« L’esprit sans jugement est un vaisseau sans lest qui est sans cesse en danger d’être renversé par la légèreté » (Alexander Pope, Maximes et réflexions morales)
La ville de Lomé compte à ce jour plus de 15 bassins dont celui d’Eda-Oba, les bassins de l’Université autre fois appelés « Tchoukoutchou Piscine »,
et depuis un moment les Lacs Kpatcha et Faure, le bassin d’Akossombo
désigné par la municipalité bassin de la mort, ceux d’Agbalépédogan, du
lycée d’Agoè, Totsi et autres d’Akodessewa, Nukafu sans oublier la
puante Lagune de Lomé.

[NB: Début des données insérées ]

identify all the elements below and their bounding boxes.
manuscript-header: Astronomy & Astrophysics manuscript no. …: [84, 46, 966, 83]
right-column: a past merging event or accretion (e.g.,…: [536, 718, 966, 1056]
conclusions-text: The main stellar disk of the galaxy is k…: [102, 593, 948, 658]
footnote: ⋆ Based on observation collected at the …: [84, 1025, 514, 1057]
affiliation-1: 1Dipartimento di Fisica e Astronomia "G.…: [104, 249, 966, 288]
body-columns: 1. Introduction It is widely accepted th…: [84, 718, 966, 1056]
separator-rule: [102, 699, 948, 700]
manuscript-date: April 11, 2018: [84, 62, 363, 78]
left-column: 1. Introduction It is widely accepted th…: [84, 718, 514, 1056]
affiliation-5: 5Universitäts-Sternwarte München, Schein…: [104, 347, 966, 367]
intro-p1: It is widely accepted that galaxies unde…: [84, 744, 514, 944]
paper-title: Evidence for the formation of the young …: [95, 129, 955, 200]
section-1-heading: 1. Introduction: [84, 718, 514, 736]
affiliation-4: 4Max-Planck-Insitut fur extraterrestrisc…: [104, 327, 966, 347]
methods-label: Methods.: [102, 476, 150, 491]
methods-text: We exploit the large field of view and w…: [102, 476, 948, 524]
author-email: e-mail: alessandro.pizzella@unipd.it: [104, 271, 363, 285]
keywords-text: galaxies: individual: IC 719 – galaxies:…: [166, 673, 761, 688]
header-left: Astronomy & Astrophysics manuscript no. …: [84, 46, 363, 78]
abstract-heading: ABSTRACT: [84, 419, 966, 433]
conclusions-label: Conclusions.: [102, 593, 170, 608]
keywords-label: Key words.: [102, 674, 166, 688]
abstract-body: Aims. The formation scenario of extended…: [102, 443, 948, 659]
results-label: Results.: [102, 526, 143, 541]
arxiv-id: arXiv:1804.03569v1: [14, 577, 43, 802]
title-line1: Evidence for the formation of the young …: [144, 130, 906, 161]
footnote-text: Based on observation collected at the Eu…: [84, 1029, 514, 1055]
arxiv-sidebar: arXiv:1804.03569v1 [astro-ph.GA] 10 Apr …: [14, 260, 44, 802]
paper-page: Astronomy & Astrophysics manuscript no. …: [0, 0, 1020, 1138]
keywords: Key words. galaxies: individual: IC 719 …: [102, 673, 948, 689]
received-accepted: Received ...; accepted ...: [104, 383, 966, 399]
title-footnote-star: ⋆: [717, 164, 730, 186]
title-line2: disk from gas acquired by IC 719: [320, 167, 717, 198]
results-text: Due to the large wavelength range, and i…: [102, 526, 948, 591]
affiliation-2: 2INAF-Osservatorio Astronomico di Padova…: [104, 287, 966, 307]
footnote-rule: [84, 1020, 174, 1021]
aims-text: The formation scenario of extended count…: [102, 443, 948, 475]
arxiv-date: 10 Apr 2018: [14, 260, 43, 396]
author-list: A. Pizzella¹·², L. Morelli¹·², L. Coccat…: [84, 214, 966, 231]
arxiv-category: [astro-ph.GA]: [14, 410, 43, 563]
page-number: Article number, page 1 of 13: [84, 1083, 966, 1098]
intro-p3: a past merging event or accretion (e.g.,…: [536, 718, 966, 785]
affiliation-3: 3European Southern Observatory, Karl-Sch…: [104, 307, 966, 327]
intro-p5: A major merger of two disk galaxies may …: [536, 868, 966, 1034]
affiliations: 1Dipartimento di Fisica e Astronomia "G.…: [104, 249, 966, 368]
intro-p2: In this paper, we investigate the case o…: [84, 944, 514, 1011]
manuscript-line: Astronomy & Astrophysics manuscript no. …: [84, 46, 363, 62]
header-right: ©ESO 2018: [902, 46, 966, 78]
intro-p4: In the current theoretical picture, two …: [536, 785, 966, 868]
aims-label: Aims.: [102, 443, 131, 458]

Ces nombreux bassins de rétention devraient en
principe minimiser les récurrents problèmes d’inondation auxquels font
face les populations de Lomé à chaque saison des pluies.
Mais la pluie qui s’est abattue sur Lomé
dans la nuit du jeudi 3 juillet 2014 avait inondé de nombreux quartiers
et causé de graves pertes matérielles. Parmi les quartiers les plus
gravement touchés, se trouve Agbalépédogan. Paradoxalement, les
habitations à proximité de ce bassin d’eau, aménagé récemment et d’une
capacité, semble-t-il de 10 000 litres, ne sont épargnées alors que
l’objectif de son aménagement est de mettre fin à ce phénomène. Selon
les propos d’un riverain, les « aménageurs » ont orienté les
eaux de plusieurs quartiers vers ce bassin d’eau sans tenir de sa
capacité. Mais, l’un des responsables de l’entreprise CECO qui a exécuté
les travaux, pointe un doigt accusateur sur l’intensité de la pluie.
Cette interprétation des faits dans un monde en pleine évolution
technologique paraît extraordinaire pour pas ne dire incroyable. Se pose
alors cette question anodine : à quelle intensité de pluie le bassin
d’eau ne serait-il pas débordé?
Les travaux sont mis en œuvre comme si
les techniciens togolais ont décidé d’innover dans l’antiquité. Les cas
des bassins du lycée d’Agoè et de Totsi sont révélateurs. Des années
durant, le bassin d’Eda-Oba avait laissé des stigmates dans les mémoires
des riverains car devant fonctionner avec une machine de pompage. Alors
il suffisait d’une panne technique ou de rupture de carburant et même
d’une négligence humaine dans la mise en service de cette pompe pour que
survienne la catastrophe. Et il a fallu plus de 20 ans après pour que
les grands maîtres penseurs du Togo ne reviennent sur les fondamentaux
des vases communicants que chaque élève du cours primaire se devrait
d’apprendre en drainant directement l’eau jusqu’à la lagune. Mais voilà
que les mêmes erreurs se répètent au niveau des bassins aménagés du
lycée d’Agoè et de Totsi. A la suite des fameux grands travaux du « fils de la Nation »,
des pompes ont été installées pour dégager les eaux. Nonobstant les
coûts des machines, les réparations et les dotations de carburant, il
faut redouter les pannes et les défaillances humaines. Pire, le non
traitement des eaux va faire exploser la population de moustiques et de
bestioles de tout genre, et par ricochet mettre en danger la santé des
riverains.
Les sinistrés au nombre de 3 787 sont
relogés au camp des sinistrés à Logopé. Ce camp construit pour
accueillir 1 000 personnes peut-il résoudre le problème? Alors qu’au
même moment, les nouvelles routes continuent de faire des centaines de
nouveaux sinistrés. La promiscuité ne cesse donc de poursuivre les
pauvres sinistrés dans une ville pourtant qualifiée de « Lomé la belle ». Comment un Etat responsable peut-il décider de certifier une bonne partie de ses citoyens « sinistrés permanents » en leur dédiant un abri pour chaque saison de pluie ?
En outre, ce camp de sinistrés financé à
plus de 3 milliards de FCFA avec l’appui des partenaires au
développement, est victime de la mauvaise gestion. Evidemment, les
travaux composés de quelques dizaines de bâtiments dont les toits sont
en tuile ont été exécutés et contrôlés par la haute hiérarchie
militaire. Et selon l’avis des spécialistes en bâtiment, le coût de
l’ouvrage ne peut excéder 200 millions FCFA.